Today, NVIDIA released its financial results for the third quarter of fiscal year 2026, ending at the end of October. In this quarter, NVIDIA’s revenue and net profit once again exceeded Wall Street expectations: revenue reached 57.006 billion.
Jensen Huang, NVIDIA’s founder and CEO, stated: “Sales of Blackwell have skyrocketed, and GPUs in the cloud have also sold out. Computing demand continues to accelerate and compound in both training and inference—each growing exponentially.”
In fact, before NVIDIA released its quarterly earnings, the market was shrouded in a cautious mood. Huang seemed intent on injecting a confidence boost into the market; his first remark during the earnings call was: “Discussions about an AI bubble have been widespread recently, but from our perspective, we are seeing an entirely different picture.”

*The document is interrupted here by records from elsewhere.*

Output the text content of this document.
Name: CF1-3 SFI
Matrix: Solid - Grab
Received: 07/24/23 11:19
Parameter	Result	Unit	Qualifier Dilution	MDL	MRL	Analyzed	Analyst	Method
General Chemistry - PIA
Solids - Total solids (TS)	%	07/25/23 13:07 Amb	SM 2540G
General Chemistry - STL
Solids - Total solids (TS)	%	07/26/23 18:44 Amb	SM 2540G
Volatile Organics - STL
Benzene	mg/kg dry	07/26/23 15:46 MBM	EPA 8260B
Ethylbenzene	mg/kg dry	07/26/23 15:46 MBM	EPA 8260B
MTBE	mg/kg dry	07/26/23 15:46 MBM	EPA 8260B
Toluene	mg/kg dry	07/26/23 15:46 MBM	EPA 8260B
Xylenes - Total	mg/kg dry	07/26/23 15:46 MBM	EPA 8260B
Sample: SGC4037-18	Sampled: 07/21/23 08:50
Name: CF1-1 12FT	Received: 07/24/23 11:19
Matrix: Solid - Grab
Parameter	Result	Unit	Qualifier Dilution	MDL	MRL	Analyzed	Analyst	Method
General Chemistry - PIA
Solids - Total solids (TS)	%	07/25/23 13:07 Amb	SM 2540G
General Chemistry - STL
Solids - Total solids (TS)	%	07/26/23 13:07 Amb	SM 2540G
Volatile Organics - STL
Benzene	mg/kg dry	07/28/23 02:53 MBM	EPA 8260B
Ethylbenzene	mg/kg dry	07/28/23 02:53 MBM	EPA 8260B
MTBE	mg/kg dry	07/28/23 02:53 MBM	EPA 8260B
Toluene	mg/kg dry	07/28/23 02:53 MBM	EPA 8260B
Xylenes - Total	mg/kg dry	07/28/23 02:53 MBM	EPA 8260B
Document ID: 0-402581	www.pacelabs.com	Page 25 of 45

In his view, the world is undergoing three large-scale platform transformations simultaneously: the shift from CPU general-purpose computing to GPU-accelerated computing, the transition driven by AI to spawn new applications, and the rise of Agentic AI. NVIDIA has been chosen to participate in these three transformations because it can support all three with a single architecture.
Colette Kress, NVIDIA’s CFO, said that the company’s revenue forecast for products based on the Blackwell and Rubin architectures—from the start of this year to the end of 2026—is clear, totaling $500 billion.
Two key pillars have supported NVIDIA’s sustained performance growth: hyperscale cloud providers and foundation model vendors. Today, the two contribute roughly equally to NVIDIA’s results.
Demand for AI infrastructure continues to outpace NVIDIA’s expectations. Capacity at major cloud service providers has been fully sold out, and all NVIDIA GPUs—including products based on new-generation and previous-generation architectures such as Blackwell, Hopper, and Ampere—are operating at full load.
Kress also revealed that sales of the H20 amounted to approximately $50 million, which is largely “negligible.” Due to geopolitical issues and increasingly fierce competition in the Chinese market, large-scale procurement orders were not fulfilled this quarter. NVIDIA expressed disappointment with the current situation, as it has prevented the company from shipping more competitive data center computing products to China.